25 August 2026

Alitalia in attesa del piano industriale: i vertici non si toccano

Alitalia, commissari, Graziano Delrio,

Fine d’anno al cardiopalma per Alitalia. Le turbolenze in casa dell’ex compagnia di bandiera non sembrano infatti acquietarsi. Tanti i nodi da sciogliere: dal cambio di manager al vertice, riportato negli scorsi giorni dai principali quotidiani nazionali ma smentito dalla compagnia, sino agli incontri con i sindacati per la questione esuberi e ancora il fiato sul collo delle banche azioniste.
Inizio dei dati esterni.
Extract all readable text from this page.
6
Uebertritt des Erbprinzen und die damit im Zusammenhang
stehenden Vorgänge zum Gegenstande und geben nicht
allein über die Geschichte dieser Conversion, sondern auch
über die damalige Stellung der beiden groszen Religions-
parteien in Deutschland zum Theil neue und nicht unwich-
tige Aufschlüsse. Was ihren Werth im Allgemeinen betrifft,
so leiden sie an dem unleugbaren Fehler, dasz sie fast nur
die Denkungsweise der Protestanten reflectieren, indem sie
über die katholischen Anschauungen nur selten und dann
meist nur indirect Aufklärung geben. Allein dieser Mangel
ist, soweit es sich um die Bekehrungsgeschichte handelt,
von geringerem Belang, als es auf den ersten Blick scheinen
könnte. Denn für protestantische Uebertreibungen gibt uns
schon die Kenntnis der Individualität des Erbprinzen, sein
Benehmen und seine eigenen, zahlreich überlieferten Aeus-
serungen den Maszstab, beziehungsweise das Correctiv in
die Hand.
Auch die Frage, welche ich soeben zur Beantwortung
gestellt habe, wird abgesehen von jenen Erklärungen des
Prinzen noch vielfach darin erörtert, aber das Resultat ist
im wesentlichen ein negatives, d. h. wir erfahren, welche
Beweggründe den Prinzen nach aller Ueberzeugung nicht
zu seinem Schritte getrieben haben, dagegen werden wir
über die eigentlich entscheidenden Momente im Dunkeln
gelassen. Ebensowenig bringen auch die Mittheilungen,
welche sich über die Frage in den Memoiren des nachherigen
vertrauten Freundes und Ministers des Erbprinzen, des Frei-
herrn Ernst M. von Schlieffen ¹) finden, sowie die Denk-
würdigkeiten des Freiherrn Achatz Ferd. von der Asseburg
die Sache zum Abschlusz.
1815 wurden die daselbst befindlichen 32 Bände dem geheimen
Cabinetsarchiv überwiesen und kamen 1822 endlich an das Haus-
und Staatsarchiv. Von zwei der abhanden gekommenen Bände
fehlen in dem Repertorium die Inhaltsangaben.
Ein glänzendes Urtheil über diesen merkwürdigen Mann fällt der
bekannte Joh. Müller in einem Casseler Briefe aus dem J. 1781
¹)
Andando con ordine, il management non dovrebbe subire giri di poltrone: confermato sia Cramer Ball, come ad, sia James Hogan, numero uno di Etihad e vicepresidente di Alitalia.
La delicata faccenda degli esuberi è invece tutta da dipanare. Si è parlato di un piano per 1.500 posti di lavoro in meno, tra piloti, personale di terra e assistenti di volo.
Il capitolo banche è poi l’altra spina nel fianco.
Secondo quanto riporta Milano Finanza, le banche azioniste, ovvero Intesa Sanpaolo e Unicredit, avendo già messo mano al portafoglio e dovendo contribuire nel fronteggiare un anno da perdite record, pari a 400 milioni di euro, vorrebbero a tutti i costi una nuova guida per la compagnia, per la quale, sempre secondo il quotidiano, sono stati già sguinzagliati cacciatori di teste.
Il profilo sarebbe già chiaro: un manager italiano ma con conoscenze internazionali e forti relazioni sia col mondo bancario sia con quello istituzionale.
A mancare, per adesso, è il nome del possibile candidato.
Anche se, le banche stanno solo scaldando la voce e vorranno indubbiamente dire la loro, in particolar modo per le decisioni strategiche.